Ercole Farnese di Glicone


di Atene
L’Ercole Farnese di Glicone di Atene è una statua in
marmo che è stata realizzata copiando l’originale in
bronzo di Lisippo.

Descrizione dell’Ercole Farnese di


Glicone di Atene
Ercole dal corpo massiccio e maturo si riposa
appoggiato alla sua clava coperta dalla pelle del leone Nemeo. L’eroe ha appena terminato le dodici
leggendarie prove e nella mano destra nascosta posteriormente stringe alcune sfere.

Interpretazioni e simbologia Ercole Farnese di Glicone di Atene


Ercole o Eracle fu sottoposto dagli dei ad una serie di dodici terribili prove. L’eroe però riuscì a
vincerle brillantemente battendo gli dei gelosi. Il figlio di Zeus diventò così il simbolo del riscatto
dell’umanità sulle prove volute dalle divinità capricciose. L’Ercole di Lisippo è un eroe umano e
quindi portatore anche di difetti e mancanze. La sua interpretazione ebbe molto seguito e fu presa a
modello da future generazioni di artisti. Gli oggetti sferici che il protagonista stringe nella mano
destra sono i pomi sottratti nel giardino delle Esperidi.

I committenti, le collezioni, la storia espositiva e la collocazione


La scultura che ritrae Ercole è esposta al Museo Archeologico Nazionale di Napoli dall’Ottocento.
In seguito al suo ritrovamento, nel 1546 la statua diventò proprietà del cardinale Alessandro Farnese
ed entrò a far parte della sua collezione. Trovò quindi posto nella sala d’Ercole di Palazzo Farnese.
Una copia della scultura è custodita presso la Galleria degli Uffizi di Firenze.

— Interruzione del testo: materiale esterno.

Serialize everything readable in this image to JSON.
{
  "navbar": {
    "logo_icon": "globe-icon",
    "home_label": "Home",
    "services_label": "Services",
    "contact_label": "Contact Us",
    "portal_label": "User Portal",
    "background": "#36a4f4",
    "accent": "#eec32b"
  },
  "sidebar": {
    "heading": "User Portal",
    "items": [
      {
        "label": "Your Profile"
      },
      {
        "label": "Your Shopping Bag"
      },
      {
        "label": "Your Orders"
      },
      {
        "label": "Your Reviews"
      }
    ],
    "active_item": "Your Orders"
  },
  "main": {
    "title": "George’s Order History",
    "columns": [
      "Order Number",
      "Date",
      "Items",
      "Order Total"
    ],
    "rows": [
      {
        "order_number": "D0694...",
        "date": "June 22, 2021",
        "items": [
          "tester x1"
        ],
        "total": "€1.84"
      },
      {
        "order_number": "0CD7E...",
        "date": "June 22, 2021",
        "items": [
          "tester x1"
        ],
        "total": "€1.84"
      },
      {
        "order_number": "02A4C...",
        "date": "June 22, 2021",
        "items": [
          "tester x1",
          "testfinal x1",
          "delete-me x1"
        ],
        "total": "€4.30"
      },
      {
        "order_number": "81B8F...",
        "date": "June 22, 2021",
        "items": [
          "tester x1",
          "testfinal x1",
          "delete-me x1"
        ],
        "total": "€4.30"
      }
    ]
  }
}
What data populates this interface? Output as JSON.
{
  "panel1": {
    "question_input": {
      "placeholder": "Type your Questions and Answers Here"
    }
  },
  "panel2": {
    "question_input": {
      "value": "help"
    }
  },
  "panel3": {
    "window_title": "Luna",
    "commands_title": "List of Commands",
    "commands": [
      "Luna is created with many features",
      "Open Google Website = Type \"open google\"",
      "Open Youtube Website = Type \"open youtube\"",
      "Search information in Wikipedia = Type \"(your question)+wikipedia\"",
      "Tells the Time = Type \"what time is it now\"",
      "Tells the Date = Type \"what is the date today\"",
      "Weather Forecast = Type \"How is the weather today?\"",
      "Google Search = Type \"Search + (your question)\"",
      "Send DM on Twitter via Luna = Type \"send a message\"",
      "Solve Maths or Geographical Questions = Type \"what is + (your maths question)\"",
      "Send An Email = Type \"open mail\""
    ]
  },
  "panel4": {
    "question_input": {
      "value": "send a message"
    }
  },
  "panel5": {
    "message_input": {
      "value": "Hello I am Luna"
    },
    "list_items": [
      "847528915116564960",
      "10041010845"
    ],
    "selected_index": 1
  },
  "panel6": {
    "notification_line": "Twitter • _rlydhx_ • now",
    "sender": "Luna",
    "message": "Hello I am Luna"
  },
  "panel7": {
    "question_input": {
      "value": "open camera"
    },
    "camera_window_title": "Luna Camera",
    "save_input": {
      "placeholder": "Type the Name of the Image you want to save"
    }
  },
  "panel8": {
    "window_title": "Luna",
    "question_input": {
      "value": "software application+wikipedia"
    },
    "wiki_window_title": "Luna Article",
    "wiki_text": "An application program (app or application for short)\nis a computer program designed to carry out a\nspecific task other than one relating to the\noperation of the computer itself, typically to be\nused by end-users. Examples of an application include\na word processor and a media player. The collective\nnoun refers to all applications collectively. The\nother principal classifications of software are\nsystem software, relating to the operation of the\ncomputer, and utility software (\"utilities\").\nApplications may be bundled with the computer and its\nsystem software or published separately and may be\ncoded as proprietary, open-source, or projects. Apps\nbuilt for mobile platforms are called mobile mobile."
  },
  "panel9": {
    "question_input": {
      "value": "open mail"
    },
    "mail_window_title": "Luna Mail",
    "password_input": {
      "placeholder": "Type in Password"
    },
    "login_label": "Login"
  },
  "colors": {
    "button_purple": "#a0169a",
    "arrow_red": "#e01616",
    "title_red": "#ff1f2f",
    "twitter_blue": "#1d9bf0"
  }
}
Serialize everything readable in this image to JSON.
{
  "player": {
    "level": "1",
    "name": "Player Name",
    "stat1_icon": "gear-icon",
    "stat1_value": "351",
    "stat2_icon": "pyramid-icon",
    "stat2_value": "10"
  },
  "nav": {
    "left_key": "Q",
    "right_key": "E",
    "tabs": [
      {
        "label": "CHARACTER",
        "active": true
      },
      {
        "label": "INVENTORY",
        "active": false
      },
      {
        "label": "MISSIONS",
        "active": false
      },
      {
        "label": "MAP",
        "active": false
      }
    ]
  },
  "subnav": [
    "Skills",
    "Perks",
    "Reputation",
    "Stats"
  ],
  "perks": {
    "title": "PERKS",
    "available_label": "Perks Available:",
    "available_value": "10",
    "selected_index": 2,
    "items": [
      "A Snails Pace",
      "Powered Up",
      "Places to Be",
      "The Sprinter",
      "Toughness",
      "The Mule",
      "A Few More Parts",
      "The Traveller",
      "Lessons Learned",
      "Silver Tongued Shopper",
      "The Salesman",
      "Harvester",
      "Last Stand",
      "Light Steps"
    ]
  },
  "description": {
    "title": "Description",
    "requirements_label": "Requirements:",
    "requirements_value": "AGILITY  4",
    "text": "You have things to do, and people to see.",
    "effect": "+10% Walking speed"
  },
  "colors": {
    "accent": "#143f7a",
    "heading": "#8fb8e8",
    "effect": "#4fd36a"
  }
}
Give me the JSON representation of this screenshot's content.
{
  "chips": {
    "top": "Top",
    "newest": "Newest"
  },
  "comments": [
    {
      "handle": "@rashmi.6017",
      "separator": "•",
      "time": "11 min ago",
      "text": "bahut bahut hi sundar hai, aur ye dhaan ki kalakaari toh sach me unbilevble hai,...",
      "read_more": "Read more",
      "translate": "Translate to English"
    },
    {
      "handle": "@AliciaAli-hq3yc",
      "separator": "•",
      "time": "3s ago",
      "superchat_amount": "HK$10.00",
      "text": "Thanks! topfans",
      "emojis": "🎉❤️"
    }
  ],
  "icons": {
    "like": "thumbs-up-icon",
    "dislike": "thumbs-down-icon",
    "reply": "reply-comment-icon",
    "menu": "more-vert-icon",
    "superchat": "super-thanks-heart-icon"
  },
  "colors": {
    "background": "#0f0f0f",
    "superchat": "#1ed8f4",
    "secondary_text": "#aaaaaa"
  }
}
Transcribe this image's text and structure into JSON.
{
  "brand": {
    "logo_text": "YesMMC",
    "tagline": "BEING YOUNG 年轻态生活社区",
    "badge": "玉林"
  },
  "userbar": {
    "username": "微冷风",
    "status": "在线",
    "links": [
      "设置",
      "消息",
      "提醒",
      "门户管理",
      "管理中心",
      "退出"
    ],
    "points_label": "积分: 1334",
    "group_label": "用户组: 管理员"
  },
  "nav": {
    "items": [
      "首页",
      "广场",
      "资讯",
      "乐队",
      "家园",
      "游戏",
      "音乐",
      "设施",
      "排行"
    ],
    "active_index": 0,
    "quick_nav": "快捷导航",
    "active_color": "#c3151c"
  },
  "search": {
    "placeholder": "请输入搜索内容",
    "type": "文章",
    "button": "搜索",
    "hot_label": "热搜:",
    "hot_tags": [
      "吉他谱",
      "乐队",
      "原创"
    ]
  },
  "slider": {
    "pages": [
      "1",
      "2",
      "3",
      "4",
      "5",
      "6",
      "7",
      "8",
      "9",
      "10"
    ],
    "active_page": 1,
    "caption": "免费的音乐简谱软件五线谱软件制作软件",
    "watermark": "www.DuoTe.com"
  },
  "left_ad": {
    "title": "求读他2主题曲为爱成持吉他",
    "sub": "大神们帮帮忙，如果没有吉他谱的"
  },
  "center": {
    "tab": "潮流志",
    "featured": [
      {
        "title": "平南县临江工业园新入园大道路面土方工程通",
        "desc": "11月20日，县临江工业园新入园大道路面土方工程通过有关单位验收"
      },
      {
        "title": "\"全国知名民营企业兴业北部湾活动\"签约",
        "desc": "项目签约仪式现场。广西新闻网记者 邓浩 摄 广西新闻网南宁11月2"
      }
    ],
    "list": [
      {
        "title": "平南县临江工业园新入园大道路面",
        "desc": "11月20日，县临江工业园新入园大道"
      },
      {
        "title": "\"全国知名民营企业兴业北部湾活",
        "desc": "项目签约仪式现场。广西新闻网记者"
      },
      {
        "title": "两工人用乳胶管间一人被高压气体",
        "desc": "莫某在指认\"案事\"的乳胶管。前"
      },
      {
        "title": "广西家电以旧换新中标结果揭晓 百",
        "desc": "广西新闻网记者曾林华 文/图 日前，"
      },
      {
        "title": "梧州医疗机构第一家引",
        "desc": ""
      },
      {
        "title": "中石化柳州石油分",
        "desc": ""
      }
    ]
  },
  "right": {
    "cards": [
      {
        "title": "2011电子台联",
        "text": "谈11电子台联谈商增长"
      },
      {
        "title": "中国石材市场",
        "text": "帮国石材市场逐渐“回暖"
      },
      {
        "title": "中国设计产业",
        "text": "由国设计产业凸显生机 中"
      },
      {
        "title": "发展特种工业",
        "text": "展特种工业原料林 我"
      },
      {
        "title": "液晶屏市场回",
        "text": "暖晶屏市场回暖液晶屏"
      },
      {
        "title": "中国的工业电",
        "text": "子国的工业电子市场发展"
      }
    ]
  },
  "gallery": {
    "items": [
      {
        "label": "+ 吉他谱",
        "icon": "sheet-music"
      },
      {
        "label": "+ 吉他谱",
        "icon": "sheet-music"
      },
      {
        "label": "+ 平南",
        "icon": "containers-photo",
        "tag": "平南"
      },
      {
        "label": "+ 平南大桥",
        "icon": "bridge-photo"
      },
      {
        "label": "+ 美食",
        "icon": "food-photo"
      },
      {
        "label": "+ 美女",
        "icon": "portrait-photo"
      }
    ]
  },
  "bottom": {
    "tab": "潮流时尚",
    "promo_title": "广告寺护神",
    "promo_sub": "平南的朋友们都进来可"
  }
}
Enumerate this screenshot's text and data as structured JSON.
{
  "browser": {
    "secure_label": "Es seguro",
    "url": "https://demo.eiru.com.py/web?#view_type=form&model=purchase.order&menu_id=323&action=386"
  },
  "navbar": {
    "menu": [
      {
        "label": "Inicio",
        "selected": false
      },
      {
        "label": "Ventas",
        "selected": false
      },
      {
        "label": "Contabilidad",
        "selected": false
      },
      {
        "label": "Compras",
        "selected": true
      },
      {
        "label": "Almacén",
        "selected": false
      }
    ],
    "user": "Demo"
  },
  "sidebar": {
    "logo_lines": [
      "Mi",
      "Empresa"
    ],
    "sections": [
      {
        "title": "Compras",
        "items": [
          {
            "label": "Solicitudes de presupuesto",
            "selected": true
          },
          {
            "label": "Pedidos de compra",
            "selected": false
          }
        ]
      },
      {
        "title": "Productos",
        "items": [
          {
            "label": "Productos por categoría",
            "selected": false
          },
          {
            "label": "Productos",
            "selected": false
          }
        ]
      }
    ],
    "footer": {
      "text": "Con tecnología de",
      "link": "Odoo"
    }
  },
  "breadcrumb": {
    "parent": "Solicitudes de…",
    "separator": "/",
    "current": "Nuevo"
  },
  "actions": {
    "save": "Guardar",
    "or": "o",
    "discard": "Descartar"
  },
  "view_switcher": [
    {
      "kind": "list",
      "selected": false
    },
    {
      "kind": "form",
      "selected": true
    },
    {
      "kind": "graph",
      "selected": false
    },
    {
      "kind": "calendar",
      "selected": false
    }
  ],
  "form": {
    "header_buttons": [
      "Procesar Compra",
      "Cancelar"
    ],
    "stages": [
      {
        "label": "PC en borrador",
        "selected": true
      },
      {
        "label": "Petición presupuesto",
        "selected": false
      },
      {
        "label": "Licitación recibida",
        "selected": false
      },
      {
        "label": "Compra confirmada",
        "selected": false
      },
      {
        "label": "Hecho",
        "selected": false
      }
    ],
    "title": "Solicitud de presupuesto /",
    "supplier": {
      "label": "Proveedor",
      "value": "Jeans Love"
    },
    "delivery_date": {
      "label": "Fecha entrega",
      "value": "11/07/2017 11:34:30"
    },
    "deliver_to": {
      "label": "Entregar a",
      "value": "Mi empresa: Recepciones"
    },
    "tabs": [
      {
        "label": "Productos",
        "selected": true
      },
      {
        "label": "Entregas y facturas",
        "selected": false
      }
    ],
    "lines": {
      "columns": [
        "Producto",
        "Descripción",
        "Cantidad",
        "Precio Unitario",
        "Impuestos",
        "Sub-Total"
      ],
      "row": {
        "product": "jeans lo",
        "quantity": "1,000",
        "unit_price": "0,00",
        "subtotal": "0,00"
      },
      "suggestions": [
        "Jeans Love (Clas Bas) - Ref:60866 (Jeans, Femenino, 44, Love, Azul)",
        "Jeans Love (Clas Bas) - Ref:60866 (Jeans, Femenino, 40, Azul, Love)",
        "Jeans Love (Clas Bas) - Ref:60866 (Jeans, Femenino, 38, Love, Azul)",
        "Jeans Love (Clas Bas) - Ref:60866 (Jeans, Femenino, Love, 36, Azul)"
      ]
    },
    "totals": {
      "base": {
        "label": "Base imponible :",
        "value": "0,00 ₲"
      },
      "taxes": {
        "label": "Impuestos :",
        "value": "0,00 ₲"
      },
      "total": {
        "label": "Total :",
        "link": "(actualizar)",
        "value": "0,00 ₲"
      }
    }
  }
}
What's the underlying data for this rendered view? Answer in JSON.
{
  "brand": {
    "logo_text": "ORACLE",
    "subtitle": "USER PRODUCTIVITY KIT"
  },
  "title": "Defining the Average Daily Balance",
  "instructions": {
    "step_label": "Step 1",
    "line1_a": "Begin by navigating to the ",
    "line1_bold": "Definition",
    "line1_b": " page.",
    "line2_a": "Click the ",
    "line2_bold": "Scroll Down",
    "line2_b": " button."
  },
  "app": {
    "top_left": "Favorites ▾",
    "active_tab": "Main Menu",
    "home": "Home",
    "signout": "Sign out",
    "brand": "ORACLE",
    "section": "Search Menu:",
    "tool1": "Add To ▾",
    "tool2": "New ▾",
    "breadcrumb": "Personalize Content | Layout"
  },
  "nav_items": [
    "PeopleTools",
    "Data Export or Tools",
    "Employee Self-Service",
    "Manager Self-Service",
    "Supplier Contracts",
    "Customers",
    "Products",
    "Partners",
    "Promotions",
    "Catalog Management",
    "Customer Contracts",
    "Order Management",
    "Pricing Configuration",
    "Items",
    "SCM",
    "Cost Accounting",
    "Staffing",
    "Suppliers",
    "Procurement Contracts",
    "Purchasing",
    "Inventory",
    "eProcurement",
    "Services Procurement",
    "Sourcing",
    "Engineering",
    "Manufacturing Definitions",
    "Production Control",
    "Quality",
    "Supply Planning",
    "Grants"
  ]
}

L’artista e la società. La storia dell’opera Ercole Farnese di


Glicone di Atene
Glicone di Atene fu l’autore di questa copia datata III secolo d.C. della scultura in bronzo di Lisippo
del IV sec a. C. Il nome dell’artista si trova infatti inciso sulla base. Gli archeologi ritrovarono la
statua nell’area delle terme di Caracalla

Gli archeologi trovarono solo il tronco della copia dell’Ercole di Napoli. Infatti alla statua
mancavano la mano, l’avambraccio sinistro e le gambe. L’avambraccio ora ricostruito è in gesso
mentre le gambe furono scolpite nel Cinquecento da Guglielmo Della Porta, allievo
di Michelangelo. In un secondo momento gli archeologi rinvennero le gambe originali ma i curatori
decisero di mantenere quelle ricostruite per via della loro migliore qualità. Verso la fine del
Settecento infine, il restauratore Carlo Albacini decise di sostituire le gambe originali.

Durante la civiltà romana si produssero un gran numero di copie che testimoniano la fama raggiunta
da questa interpretazione di Ercole.

Lo stile di Ercole Farnese di Glicone di Atene


Lisippo di Sicione fu autore di una grande rivoluzione nella scultura del suo tempo. Inoltre rese più
dinamica la posizione dei personaggi ritratti facendo assumere agli atleti e agli eroi pose
asimmetriche. La postura assunta dall’eroe in riposo esprime invece una grande potenza controllata
nel momento della stasi. Infine inserì una decisa componente psicologica per caratterizzare il
personaggio. Ercole non è raffigurato nel momento del combattimento. L’eroe è invece in riposo,
quindi stanco, e dimostra tutta la sua umanità prima di assumere lo status di divinità.

La tecnica
La scultura è in marmo e misura 317 cm di altezza.

La luce sulla scultura


La scultura dell’Ercole Farnese presenta una superficie chiara, interessata però dalla cromia
prodotta dalla degradazione della superficie del marmo.

Le ombre si intensificano nella testa di Ercole, nei tratti del viso dove le parti scure permettono di
definire lo sguardo e la piega delle labbra. Profondi solchi sono poi presenti tra i capelli e nella
barba dove modellano le ciocche e i ricci molto accentuati. Lo stesso effetto si ritrova nella pelle del
leone Nemeo posata sulla clava a destra. Un’ombra scura e profonda segna le fauci spalancate e
modella la criniera ricciuta. Inoltre lo scuro contribuisce, verso il basso, a identificare la clava
coperta parzialmente dalla pelle. Il masso che sorregge la clava, infine, presenta deboli rilievi che lo
rendono più naturale ma non sbilanciano l’equilibrio visivo della composizione.